Ham Antennas!

Information on some of my ANTENNA related projects

-To see my "Retierd Antenna related" section, click on the "RETIRED ANTENNAS" link.

In this section of my web page, you will find images and some limited data on both MOBILE and FIXED ham antenna installations and/or projects.

HF Mobile Antenna Mounts

-For more info and pictures on the MOBILE ANTENNA MOUNTS, click on the "Mobile Antenna mount fabrication" here.

HF Base Station antenna installations

Three antennas are now in use for the radios in the family room. Two are HORIZONTAL LOOPS. I also have a simple 75 meter DIPOLE, which has proven VERY valuable for me, as it would act as my "reference antenna," when I was trying different designs and layouts. Both of the loops are one wavelength (1WL) antennas, and are HORIZONTALLY POLARIZED LOOP designs. One is made up as a one-wavelength (1WL) antenna for 160 meters and the other is a 1WL for 75 meters.

One wave-length 75-Meter Loop Antenna (My FAVE!!)

After wasting a LOT of time and effort, I now realize that a LARGE LOOP antenna is just not for me. I have now learned to run the 4NEC2 ANTENNA MODELING application! (I should have done this last year!) -I had a 1050 foot loop erected before; It was a five-sided antenna, and REALLY LOOKED SUPER! Almost all assured me that it was "as good as I could make it." ButÉ (Here's where the part about LEARNING how to model an antenna, and then READ the information that is presented, comes in!) The large loop was good for DX, but my needs were to cover the local area on 75 meters, and reach the coasts of then USA on 20 meters. The large loop has a "hole" straight up, as the modeling confirmed. -In other words, NO NVIS action for 75 meters. (And, of course, we NEED NVIS, if we want to cover the local area on 75 meters!) Bottom line: This much smaller 75 meter loop works nicely on 75 and also very well on 20 and 17 meters; -It gives me what I had wanted. (It's a KEEPER.)

Above: This antenna works VERY WELL! It is about 35 feet off gather ground. It is fed with about 134 feet of 450 Ohm window line. (This picture was taken looking WEST. -The HOUSE is off to the left.)

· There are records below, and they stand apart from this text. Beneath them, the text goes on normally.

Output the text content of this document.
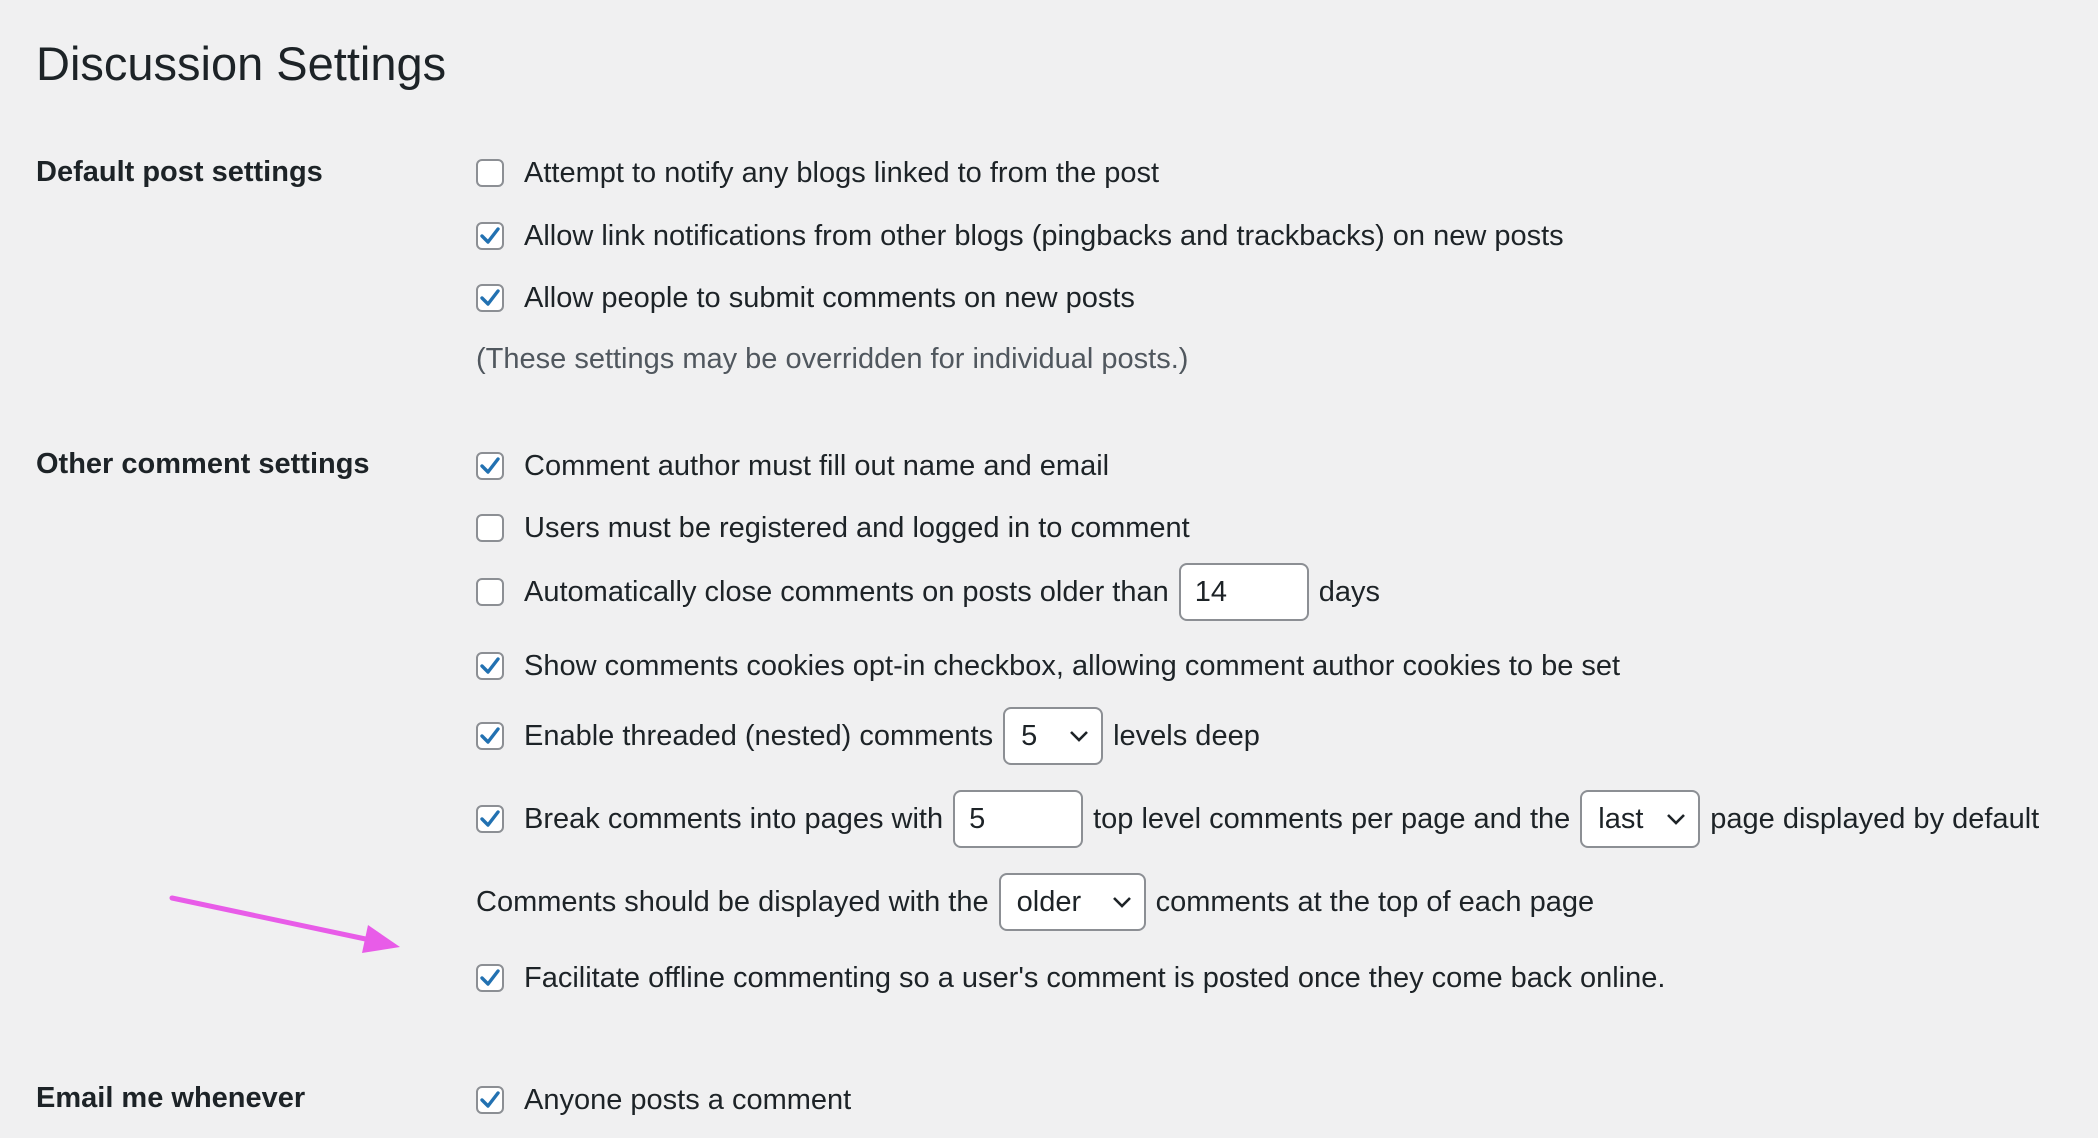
Discussion Settings
Default post settings	Attempt to notify any blogs linked to from the post
Allow link notifications from other blogs (pingbacks and trackbacks) on new posts
Allow people to submit comments on new posts
(These settings may be overridden for individual posts.)
Other comment settings	Comment author must fill out name and email
Users must be registered and logged in to comment
Automatically close comments on posts older than 14	days
Show comments cookies opt-in checkbox, allowing comment author cookies to be set
Enable threaded (nested) comments 5	levels deep
Break comments into pages with 5	top level comments per page and the last page displayed by default
Comments should be displayed with the older	comments at the top of each page
Facilitate offline commenting so a user's comment is posted once they come back online.
Email me whenever	Anyone posts a comment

The mast at the LEFT is a simple push-up (guyed) mast that is 50 feet tall. The three masts on the RIGHT are 38 feet tall. The base is made from TREATED 4x4 inch WOOD. The top is made up with three pieces of EMT tubing. The top part is on a HINGE, so it can be tilted down for access, if needed.

-For more info and pictures on the MAST CONSTRUCTION, click on the "Mast construction fabrication" link.

All three antennas that are "close" to the East end of the house all come to a RELAY BOX. The relay box is in the garage, and it's relays are controlled vis a USB connection to an iMac in the family room. (This is very close to the "relay Box.")

-For information on a USB-controlled "antenna switching" relay box, click on the "Relay box pictures" link.

SOUTH 160-Meter Loop Antenna

Loop antenna

Above: This is my SOUTH 160-Meter loop antenna. It averages about 35 feet high, and is fed with about 80 feet of 450 Ohm ladder-line. The ladder line is attached to a 4:1 balun at the West end of the house's roof. A 30 foot run of RG-8 coax runs into the basement shop, to an antenna switch and HF radio.

Loop antenna

Above: This is the feed point of the SOUTH 160-Meter loop antenna. The center insulator is store-bought and will provide the needed strain relief for the ladder line.